Infrastructure needed to support e-waste recycling and disposal

As IT organizations and manufacturers contemplate how to best dispose of old equipment, they're discovering that the markets and infrastructure to support their needs aren't there yet.

"The industry in terms of recycling is very fragmented," says Tod Arbogast, senior manager of asset recovery services at Dell Inc. He should know: Dell has had problems with recyclers in the past, including a relationship with one vendor, Unicor, that uses prison labor. Negative publicity from activists such as the Silicon Valley Toxics Coalition, which criticized the vendor's working conditions, created such a public relations headache that Dell dropped Unicor from its program last year, although other electronics manufacturers continue to use the company.
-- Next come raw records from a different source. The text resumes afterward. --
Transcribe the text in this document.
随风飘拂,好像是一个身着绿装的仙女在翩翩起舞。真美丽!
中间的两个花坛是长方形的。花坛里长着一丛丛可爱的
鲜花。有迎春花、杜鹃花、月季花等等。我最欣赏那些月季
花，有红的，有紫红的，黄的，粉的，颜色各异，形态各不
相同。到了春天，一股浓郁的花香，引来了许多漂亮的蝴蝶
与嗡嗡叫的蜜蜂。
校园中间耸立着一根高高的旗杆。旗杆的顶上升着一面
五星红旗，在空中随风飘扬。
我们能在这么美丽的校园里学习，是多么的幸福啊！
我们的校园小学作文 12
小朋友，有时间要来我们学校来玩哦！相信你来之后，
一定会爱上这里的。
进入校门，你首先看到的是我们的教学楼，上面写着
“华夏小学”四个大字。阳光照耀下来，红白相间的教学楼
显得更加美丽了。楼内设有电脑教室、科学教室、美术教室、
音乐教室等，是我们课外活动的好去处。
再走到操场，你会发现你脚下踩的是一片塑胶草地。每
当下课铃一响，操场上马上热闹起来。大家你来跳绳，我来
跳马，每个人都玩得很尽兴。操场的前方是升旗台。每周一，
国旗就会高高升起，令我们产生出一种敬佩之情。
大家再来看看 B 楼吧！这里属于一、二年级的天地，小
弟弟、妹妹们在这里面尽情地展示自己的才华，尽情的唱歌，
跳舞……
Recycling technology also remains relatively crude: Some recyclers smash monitors by hand, and most manually disassemble equipment for recycling. Circuit boards are shredded and sent to smelters that reclaim only the most precious metals. And equipment traditionally hasn't been designed for efficient end-of-life recycling. "We are at the very beginning stages of building that infrastructure," says Kate Krebs, executive director of the National Recycling Coalition in Washington.

While many vendors offer e-waste disposal and recycling services, most are relatively small. Most companies don't have a nationwide presence, Krebs says, so IT organizations end up shipping products over long distances, which adds to the cost. And not all of those vendors use best practices.

"There are probably 1,000 companies out there that bill themselves as electronics recyclers but only 50 that are delivering processed CRT glass to smelters in the U.S.," says Robin Ingenthron, president of Middlebury, Vt.-based e-waste recycler and consulting firm American Retroworks Inc. The rest of the glass, presumably, is being exported, landfilled, incinerated -- or stored. Ironically, the lead in CRTs, essentially vitrified inside glass, isn't a danger until it's smashed and smelted, he says.

While shredding is a popular disposal method, the smelting process for shredded e-waste is inefficient. "When they incinerate polymers, they have a large emission problem," says Hong-Chao Zhang, a professor in Texas Tech University's department of industrial engineering. Zhang is researching alternative methods to separate metals embedded in circuit boards. Jim Puckett at the Basel Action Network calls Toronto-based Noranda Inc., the smelting plant where HP sends shredded e-waste, one of the biggest polluters in North America.

"There is no innovative process model used by today's recycling industry. They still use a 100-year-old process. The problem is that the recovery rate is relatively low, energy consumption is high and they cannot control emissions," says Zhang.

Yet smelting is still more environmentally friendly than the alternative -- mining precious metals such as copper, Ingenthron says. While recycling is about 85% efficient best case, the recovery rate for mining is closer to 2%, he says. And the health hazards for mining workers are much worse than for recycling, especially at operations in developing countries. He estimates that recycling of e-waste creates 50 times more jobs and one-fiftieth the pollution of mining operations worldwide. "If it is getting recycled, you've done tremendous benefit to the environment by reducing mining."